School of Electronics Engineering and Computer Science, Peking University, Beijing 100871, China.
Key Laboratory of Machine Perception, Ministry of Education, Peking University, Beijing 100871, China.
Sensors (Basel). 2020 Dec 19;20(24):7307. doi: 10.3390/s20247307.
Assessing the health condition has a wide range of applications in healthcare, military, aerospace, and industrial fields. Nevertheless, traditional feature-engineered techniques involve manual feature extraction, which are too cumbersome to adapt to the changes caused by the development of sensor network technology. Recently, deep-learning-based methods have achieved initial success in health-condition assessment research, but insufficient considerations for problems such as class skewness, noisy segments, and result interpretability make it difficult to apply them to real-world applications. In this paper, we propose a K-margin-based Interpretable Learning approach for health-condition assessment. In detail, a skewness-aware RCR-Net model is employed to handle problems of class skewness. Furthermore, we present a diagnosis model based on K-margin to automatically handle noisy segments by naturally exploiting expected consistency among the segments associated with each record. Additionally, a knowledge-directed interpretation method is presented to learn domain knowledge-level features automatically without the help of human experts which can be used as an interpretable decision-making basis. Finally, through experimental validation in the field of both medical and aerospace, the proposed method has a better generality and high efficiency with 0.7974 and 0.8005 F1 scores, which outperform all state-of-the-art deep learning methods for health-condition assessment task by 3.30% and 2.99%, respectively.
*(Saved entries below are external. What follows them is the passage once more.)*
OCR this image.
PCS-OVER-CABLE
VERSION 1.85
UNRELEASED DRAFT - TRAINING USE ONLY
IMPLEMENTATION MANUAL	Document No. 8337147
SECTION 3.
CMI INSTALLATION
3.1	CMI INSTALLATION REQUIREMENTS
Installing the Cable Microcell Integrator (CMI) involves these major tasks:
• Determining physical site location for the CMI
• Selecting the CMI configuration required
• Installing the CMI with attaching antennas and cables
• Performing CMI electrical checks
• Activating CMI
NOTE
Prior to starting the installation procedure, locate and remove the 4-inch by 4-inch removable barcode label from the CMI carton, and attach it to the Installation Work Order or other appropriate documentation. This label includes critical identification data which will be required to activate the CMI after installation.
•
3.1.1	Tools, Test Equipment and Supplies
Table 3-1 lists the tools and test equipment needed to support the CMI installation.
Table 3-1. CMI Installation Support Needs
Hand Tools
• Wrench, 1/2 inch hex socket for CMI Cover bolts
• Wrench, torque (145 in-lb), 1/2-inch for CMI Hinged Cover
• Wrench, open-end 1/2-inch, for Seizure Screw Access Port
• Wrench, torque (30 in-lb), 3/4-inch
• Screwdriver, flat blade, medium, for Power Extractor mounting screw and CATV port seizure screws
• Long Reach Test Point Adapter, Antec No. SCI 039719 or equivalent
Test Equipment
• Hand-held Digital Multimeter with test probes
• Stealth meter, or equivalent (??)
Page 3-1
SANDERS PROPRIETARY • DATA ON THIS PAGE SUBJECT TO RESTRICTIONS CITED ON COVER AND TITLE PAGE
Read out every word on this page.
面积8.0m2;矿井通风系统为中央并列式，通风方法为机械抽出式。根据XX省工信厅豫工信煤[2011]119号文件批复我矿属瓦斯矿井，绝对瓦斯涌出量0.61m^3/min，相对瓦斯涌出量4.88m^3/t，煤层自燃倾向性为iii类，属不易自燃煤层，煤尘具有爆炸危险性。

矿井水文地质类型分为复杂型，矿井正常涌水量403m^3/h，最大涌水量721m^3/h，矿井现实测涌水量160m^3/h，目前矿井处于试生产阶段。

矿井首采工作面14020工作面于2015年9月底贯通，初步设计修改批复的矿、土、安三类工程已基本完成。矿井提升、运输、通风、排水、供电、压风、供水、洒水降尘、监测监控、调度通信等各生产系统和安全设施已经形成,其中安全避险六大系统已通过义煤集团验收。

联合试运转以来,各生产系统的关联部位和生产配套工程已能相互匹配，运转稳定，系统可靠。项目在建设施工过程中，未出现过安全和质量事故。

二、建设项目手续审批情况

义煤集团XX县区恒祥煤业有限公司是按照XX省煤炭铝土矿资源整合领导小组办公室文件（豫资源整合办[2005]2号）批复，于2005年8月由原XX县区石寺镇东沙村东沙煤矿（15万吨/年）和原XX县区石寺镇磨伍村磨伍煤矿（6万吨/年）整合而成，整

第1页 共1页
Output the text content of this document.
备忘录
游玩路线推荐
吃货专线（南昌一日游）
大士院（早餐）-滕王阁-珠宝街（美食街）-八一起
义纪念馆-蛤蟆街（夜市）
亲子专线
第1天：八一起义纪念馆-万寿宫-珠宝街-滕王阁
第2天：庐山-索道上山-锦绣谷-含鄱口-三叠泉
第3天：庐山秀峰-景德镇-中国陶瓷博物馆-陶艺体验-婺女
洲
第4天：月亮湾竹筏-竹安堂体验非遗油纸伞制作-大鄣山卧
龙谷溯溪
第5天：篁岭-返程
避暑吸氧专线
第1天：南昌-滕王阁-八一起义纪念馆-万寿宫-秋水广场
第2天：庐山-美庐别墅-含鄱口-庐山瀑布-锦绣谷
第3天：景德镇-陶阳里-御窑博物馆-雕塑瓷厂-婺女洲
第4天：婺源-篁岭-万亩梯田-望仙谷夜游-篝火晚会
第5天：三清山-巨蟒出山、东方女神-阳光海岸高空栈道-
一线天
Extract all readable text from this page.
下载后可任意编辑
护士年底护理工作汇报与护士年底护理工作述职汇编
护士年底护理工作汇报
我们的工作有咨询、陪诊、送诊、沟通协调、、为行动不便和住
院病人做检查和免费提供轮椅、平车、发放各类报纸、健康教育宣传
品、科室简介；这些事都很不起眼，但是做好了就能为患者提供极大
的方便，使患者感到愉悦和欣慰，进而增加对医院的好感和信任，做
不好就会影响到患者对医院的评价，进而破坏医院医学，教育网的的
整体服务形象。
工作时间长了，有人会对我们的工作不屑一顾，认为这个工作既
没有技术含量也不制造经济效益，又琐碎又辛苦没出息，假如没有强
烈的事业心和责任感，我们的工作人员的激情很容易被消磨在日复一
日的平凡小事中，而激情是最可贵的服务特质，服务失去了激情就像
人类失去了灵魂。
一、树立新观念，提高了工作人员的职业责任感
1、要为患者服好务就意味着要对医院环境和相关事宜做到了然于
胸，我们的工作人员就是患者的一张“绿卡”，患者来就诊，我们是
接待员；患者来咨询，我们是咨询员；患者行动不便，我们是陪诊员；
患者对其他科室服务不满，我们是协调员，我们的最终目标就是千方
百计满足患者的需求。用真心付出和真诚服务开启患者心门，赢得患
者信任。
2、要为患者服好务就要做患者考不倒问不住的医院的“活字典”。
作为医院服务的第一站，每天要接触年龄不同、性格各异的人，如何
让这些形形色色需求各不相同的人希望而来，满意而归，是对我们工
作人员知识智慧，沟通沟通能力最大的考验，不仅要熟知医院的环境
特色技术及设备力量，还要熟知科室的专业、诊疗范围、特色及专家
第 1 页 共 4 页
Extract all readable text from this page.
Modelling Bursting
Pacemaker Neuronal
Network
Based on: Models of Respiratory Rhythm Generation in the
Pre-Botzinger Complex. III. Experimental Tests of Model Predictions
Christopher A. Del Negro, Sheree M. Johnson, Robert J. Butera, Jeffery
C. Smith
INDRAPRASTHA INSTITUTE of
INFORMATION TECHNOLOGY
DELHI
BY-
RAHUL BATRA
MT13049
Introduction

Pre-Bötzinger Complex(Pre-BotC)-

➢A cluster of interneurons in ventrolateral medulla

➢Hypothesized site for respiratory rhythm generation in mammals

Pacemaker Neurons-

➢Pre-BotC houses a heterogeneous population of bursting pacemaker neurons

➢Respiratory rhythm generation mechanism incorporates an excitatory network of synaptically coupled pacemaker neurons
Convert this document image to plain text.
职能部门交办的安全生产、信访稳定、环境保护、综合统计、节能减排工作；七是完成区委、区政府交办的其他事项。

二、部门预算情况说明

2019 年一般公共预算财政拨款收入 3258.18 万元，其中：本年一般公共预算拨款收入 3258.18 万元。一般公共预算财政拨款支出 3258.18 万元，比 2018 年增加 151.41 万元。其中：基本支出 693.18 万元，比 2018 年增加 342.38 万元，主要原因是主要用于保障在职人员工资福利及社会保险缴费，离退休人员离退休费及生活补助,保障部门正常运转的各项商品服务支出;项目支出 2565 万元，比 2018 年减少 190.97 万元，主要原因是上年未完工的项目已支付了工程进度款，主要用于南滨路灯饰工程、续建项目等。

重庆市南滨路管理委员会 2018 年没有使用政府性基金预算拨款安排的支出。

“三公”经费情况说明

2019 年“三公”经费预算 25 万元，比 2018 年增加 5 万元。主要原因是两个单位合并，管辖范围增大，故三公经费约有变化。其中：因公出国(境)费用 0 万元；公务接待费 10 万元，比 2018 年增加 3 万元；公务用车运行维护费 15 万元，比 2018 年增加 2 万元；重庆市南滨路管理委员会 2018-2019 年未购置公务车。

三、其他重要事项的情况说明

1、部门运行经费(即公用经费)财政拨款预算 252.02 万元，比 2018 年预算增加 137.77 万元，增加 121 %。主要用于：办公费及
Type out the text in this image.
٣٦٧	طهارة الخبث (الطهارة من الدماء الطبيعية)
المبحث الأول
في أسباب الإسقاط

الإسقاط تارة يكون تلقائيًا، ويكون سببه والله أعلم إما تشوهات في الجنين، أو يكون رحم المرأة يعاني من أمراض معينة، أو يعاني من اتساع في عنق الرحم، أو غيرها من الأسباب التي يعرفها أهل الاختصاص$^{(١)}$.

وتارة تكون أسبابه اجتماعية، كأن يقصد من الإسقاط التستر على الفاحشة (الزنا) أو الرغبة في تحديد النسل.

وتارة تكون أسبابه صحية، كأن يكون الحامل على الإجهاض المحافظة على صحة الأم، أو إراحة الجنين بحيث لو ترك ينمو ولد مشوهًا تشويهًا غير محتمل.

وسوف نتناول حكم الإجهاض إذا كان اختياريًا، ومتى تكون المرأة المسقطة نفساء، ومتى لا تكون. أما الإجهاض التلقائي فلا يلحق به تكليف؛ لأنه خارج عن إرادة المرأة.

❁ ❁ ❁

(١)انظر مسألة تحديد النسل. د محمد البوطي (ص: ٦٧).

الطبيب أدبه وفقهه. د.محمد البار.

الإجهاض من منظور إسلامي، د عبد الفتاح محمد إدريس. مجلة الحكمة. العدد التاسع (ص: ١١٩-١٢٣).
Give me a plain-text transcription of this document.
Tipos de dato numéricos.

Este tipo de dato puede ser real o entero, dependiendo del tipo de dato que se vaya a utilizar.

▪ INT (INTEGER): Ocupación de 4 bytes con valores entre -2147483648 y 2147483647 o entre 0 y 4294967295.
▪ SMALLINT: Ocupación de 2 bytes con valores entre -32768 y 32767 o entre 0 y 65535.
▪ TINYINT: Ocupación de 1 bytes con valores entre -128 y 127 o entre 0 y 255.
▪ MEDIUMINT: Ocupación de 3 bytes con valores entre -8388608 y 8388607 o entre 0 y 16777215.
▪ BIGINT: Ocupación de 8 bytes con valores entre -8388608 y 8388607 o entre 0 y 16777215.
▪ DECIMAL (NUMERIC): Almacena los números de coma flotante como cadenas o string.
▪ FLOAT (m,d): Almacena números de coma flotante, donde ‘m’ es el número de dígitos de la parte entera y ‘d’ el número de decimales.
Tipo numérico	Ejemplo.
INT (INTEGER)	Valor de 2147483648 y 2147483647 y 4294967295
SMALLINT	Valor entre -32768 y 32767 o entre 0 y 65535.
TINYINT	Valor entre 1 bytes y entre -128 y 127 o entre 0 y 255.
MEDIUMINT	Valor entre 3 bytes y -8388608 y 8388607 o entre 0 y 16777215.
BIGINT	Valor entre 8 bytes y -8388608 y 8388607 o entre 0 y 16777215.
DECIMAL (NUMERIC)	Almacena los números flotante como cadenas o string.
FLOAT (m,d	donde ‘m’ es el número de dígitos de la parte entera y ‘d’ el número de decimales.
评估健康状况在医疗、军事、航空航天和工业领域有广泛的应用。然而,传统的基于特征工程的技术涉及到手动特征提取,这对于适应传感器网络技术发展所带来的变化来说过于繁琐。最近,基于深度学习的方法在健康状况评估研究中取得了初步成功,但对类偏斜、噪声段和结果可解释性等问题的考虑不足,使得它们难以应用于实际应用。在本文中,我们提出了一种基于 K-边缘的可解释学习方法来进行健康状况评估。具体来说,我们采用了一种具有类偏斜意识的 RCR-Net 模型来处理类偏斜问题。此外,我们提出了一种基于 K-边缘的诊断模型,通过自然利用每个记录相关的各段之间的预期一致性来自动处理噪声段。此外,还提出了一种知识指导的解释方法,可以在没有人类专家帮助的情况下自动学习领域知识级别的特征,作为可解释的决策基础。最后,通过在医疗和航空航天领域的实验验证,所提出的方法具有更好的通用性和高效率,在医疗和航空航天领域的 F1 得分为 0.7974 和 0.8005,分别比最先进的健康状况评估任务的深度学习方法高出 3.30%和 2.99%。